Sonni Ali Ber : le conquérant invaincu de l’Empire Songhaï
Dernière mise à jour : 4 septembre 2026 — Temps de lecture : environ 12 minutes
32 guerres. 26 ans de règne. Aucune défaite. Sonni Ali Ber — « Ali le Grand » — est l’homme qui a transformé un petit royaume vassal du Mali en l’empire qui allait devenir le plus vaste jamais connu en Afrique de l’Ouest. Mais son histoire ne se résume pas à une série de victoires militaires : c’est aussi l’histoire d’un souverain jugé de façon radicalement opposée selon la source qu’on consulte — vénéré comme un héros et un puissant magicien par la tradition orale songhaï, mais dépeint comme un tyran impie par les chroniqueurs musulmans de Tombouctou. Cet article présente les deux visages de cette figure, en s’appuyant sur des sources vérifiées.
Sommaire
- Qui était Sonni Ali Ber ? Un règne, deux récits
- Les origines : hériter d’un royaume vassal
- La conquête de Tombouctou (1468)
- Le siège de Djenné (1473)
- Une machine de guerre : armée, flotte et canaux
- 32 guerres en 26 ans : le mythe de l’invincibilité
- Une politique religieuse controversée
- Une mort mystérieuse (1492)
- L’héritage : la succession d’Askia Mohammed
- Pour aller plus loin : nos recommandations de lecture
- Questions fréquentes sur Sonni Ali Ber
- Sources et références
1. Qui était Sonni Ali Ber ? Un règne, deux récits
Avant de raconter les conquêtes de Sonni Ali Ber, il faut poser un principe de méthode, car c’est la clé pour comprendre ce personnage : nous disposons de deux traditions historiques radicalement opposées à son sujet, et aucune des deux n’est neutre.
D’un côté, la tradition orale songhaï, transmise par les griots, célèbre en lui un roi-guerrier invincible et un puissant magicien, capable — selon la légende — de se transformer en animal.
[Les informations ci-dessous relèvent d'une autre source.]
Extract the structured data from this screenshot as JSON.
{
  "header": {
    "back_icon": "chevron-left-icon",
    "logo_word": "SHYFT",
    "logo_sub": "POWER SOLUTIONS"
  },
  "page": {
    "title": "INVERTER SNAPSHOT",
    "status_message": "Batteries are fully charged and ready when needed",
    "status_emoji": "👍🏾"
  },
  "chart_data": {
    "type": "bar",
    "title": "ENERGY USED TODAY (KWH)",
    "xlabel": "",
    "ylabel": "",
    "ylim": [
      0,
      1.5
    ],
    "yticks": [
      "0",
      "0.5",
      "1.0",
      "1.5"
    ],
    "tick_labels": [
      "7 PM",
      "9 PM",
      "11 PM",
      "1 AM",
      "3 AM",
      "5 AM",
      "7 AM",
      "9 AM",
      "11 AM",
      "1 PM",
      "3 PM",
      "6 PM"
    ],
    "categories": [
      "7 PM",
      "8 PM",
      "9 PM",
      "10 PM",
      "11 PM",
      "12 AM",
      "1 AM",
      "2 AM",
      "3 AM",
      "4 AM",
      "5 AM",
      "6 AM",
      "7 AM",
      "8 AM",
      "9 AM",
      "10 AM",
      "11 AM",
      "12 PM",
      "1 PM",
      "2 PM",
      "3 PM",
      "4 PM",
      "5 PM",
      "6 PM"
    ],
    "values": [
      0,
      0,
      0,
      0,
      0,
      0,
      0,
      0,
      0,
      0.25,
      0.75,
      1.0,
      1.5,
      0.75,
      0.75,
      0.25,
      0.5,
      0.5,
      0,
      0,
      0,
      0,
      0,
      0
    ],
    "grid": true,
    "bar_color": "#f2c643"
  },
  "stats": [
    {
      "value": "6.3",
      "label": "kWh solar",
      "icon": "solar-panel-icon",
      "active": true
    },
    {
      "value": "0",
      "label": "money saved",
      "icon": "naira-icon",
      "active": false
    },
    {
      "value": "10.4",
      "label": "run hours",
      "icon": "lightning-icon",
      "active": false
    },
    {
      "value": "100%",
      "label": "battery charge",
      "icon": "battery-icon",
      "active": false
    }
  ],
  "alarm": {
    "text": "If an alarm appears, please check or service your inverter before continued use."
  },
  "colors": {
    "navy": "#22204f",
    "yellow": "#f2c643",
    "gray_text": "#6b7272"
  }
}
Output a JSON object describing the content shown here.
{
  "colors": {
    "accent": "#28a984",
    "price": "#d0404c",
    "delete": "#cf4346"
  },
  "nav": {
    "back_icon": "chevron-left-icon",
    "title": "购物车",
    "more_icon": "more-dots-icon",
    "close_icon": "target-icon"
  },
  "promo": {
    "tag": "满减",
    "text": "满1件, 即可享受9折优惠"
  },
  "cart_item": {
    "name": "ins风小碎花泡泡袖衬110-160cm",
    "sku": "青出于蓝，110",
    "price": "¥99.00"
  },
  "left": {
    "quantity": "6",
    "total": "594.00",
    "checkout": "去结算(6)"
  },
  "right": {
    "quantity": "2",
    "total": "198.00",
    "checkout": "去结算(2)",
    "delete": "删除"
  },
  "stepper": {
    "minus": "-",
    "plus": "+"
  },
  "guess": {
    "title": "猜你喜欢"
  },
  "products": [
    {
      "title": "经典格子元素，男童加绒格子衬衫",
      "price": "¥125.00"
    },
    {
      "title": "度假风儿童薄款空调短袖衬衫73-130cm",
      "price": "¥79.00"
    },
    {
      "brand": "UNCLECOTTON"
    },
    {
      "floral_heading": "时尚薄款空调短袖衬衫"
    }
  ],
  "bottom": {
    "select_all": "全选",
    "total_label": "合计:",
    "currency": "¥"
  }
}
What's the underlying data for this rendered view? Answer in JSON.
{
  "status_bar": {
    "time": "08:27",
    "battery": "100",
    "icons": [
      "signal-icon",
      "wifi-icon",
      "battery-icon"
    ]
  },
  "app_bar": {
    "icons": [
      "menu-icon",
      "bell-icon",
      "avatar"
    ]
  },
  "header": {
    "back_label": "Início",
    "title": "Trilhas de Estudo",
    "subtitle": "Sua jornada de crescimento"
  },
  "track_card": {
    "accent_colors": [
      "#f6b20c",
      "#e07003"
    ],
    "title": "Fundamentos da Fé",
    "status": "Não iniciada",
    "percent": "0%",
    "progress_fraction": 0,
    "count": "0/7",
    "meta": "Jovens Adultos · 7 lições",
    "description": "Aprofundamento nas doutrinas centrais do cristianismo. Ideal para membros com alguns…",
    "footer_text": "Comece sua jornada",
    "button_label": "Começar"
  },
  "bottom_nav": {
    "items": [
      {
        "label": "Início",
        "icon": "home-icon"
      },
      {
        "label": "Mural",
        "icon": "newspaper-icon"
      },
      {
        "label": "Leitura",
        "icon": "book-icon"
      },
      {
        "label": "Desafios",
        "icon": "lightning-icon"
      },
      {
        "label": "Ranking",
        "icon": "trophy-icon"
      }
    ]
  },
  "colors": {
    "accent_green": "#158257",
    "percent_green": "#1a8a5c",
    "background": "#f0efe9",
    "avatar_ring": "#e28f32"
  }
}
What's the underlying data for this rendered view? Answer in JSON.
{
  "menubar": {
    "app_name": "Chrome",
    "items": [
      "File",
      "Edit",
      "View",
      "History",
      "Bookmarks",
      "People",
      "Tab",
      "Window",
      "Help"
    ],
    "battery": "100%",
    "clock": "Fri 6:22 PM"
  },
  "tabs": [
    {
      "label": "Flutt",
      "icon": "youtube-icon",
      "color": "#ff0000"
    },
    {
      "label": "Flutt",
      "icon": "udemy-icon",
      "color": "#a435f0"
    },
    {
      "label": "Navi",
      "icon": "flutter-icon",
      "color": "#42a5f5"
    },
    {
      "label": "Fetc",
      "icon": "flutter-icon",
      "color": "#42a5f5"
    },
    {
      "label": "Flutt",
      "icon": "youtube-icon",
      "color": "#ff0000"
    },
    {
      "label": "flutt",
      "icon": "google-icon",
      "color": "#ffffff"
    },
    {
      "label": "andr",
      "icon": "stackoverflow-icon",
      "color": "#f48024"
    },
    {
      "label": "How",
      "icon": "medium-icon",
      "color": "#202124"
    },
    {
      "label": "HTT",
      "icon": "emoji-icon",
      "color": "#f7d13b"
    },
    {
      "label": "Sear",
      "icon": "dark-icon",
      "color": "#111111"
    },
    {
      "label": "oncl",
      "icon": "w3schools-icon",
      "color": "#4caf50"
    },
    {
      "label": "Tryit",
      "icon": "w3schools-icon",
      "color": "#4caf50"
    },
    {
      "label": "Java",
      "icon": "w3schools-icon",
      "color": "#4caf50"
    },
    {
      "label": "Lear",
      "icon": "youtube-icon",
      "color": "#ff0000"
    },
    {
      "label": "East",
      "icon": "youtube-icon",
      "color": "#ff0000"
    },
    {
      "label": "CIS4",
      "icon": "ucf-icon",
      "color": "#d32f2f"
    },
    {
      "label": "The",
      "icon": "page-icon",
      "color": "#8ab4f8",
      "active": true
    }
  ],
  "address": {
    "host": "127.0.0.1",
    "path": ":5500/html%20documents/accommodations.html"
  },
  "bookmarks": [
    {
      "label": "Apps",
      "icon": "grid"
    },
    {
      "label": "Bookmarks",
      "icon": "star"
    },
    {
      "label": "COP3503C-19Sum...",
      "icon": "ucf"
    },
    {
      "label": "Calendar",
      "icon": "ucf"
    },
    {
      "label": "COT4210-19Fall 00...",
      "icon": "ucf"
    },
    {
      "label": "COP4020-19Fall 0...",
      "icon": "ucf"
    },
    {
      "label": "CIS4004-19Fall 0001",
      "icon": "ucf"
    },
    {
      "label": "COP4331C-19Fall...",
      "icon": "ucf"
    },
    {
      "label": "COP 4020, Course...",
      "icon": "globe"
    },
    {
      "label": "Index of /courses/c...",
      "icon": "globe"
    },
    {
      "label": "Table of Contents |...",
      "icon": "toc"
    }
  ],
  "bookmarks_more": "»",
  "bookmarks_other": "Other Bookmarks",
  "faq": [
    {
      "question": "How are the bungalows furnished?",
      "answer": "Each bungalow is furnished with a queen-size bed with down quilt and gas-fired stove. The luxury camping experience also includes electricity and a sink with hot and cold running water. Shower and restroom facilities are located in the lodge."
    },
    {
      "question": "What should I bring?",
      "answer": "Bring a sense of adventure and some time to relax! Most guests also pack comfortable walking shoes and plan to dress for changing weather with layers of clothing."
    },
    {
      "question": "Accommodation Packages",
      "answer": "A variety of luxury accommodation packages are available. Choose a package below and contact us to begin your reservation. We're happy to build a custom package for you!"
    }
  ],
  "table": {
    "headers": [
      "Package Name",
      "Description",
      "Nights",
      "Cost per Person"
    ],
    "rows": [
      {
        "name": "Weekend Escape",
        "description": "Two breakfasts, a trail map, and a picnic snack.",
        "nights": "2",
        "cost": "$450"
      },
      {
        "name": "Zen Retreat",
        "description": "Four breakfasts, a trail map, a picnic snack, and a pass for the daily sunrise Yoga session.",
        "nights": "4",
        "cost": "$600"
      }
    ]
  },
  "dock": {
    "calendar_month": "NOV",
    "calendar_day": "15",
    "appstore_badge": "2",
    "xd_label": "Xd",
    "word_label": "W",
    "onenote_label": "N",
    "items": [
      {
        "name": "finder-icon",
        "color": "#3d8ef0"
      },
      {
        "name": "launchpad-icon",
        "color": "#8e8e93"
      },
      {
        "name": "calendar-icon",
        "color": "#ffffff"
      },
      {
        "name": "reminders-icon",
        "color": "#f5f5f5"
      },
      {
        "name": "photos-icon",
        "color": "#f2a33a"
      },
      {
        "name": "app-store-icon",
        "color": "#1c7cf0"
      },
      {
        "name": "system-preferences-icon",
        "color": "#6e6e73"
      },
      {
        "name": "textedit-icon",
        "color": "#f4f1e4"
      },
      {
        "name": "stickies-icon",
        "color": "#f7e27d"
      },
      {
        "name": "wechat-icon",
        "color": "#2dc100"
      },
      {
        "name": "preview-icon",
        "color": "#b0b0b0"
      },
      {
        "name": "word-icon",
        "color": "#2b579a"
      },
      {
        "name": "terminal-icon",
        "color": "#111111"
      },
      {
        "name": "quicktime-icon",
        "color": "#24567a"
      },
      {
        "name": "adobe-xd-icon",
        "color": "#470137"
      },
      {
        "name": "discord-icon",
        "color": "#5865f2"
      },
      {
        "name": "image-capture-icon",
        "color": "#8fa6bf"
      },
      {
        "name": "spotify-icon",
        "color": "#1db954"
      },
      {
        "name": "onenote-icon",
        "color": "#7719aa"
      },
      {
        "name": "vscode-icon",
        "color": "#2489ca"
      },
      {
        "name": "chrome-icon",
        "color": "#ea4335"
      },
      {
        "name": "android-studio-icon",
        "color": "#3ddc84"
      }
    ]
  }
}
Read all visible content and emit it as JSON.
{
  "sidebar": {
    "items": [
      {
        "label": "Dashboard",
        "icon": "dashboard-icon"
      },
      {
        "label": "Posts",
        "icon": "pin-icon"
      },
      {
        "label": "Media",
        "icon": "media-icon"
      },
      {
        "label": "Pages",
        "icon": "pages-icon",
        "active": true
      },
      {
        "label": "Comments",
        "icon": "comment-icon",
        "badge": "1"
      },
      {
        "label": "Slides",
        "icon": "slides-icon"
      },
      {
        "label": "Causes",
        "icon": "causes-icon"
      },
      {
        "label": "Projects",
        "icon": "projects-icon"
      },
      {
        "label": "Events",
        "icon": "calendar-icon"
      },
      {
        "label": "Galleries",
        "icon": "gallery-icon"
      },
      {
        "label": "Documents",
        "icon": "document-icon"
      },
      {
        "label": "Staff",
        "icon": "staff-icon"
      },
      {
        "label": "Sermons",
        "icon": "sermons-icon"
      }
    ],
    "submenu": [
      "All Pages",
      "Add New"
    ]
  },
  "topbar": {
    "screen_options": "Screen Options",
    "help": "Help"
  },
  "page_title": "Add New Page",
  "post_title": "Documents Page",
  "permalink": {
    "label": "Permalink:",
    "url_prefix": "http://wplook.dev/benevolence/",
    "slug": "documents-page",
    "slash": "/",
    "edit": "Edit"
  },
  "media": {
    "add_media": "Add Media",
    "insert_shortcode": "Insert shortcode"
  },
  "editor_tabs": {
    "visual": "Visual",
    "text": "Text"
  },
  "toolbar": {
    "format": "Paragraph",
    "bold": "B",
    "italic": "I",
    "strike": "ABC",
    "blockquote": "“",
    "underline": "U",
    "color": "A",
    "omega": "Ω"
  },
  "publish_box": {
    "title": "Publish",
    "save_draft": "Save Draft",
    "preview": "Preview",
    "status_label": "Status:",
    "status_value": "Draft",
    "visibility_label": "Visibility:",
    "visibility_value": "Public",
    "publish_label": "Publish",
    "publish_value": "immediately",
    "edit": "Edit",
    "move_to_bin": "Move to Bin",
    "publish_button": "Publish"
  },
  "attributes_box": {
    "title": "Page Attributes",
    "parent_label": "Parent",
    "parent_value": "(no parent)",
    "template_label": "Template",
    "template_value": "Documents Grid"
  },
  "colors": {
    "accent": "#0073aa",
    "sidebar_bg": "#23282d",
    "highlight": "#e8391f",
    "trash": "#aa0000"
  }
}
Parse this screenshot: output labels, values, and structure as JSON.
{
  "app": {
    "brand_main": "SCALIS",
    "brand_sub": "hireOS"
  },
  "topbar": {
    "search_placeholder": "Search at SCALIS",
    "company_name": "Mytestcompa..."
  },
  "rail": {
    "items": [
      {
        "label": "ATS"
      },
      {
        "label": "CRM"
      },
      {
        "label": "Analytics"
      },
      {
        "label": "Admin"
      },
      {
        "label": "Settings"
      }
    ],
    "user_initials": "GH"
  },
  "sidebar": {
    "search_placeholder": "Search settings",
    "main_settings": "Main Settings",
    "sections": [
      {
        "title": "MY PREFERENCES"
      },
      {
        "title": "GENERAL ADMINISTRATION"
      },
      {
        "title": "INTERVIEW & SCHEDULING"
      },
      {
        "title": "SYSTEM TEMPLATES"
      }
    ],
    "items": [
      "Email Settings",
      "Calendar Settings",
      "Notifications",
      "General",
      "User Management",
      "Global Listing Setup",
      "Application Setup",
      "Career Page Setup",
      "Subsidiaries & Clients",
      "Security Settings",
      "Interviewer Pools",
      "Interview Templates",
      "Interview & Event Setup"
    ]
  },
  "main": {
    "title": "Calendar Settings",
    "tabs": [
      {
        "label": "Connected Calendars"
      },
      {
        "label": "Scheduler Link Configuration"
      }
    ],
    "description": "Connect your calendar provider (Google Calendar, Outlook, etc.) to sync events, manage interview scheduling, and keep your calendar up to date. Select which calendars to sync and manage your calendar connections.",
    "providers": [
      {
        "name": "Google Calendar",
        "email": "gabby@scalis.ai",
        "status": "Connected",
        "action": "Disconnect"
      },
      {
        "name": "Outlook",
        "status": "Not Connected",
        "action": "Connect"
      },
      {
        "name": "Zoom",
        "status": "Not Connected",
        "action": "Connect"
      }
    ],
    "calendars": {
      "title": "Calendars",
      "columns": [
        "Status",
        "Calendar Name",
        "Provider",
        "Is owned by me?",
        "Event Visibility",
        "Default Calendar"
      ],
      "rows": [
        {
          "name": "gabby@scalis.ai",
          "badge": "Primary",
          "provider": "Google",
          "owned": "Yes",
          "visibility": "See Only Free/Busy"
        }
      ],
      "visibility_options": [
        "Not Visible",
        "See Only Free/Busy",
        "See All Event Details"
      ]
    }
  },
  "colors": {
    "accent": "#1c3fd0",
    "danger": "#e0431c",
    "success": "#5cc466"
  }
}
De l’autre, les chroniques écrites de Tombouctou, notamment le Tarikh al-Sudan rédigé au XVIIe siècle par le lettré musulman Abd al-Rahman as-Sadi, ainsi que le Tarikh al-Fattash, le dépeignent comme un tyran impie, cruel et sans scrupules, responsable de massacres et de persécutions contre les savants musulmans (les oulémas).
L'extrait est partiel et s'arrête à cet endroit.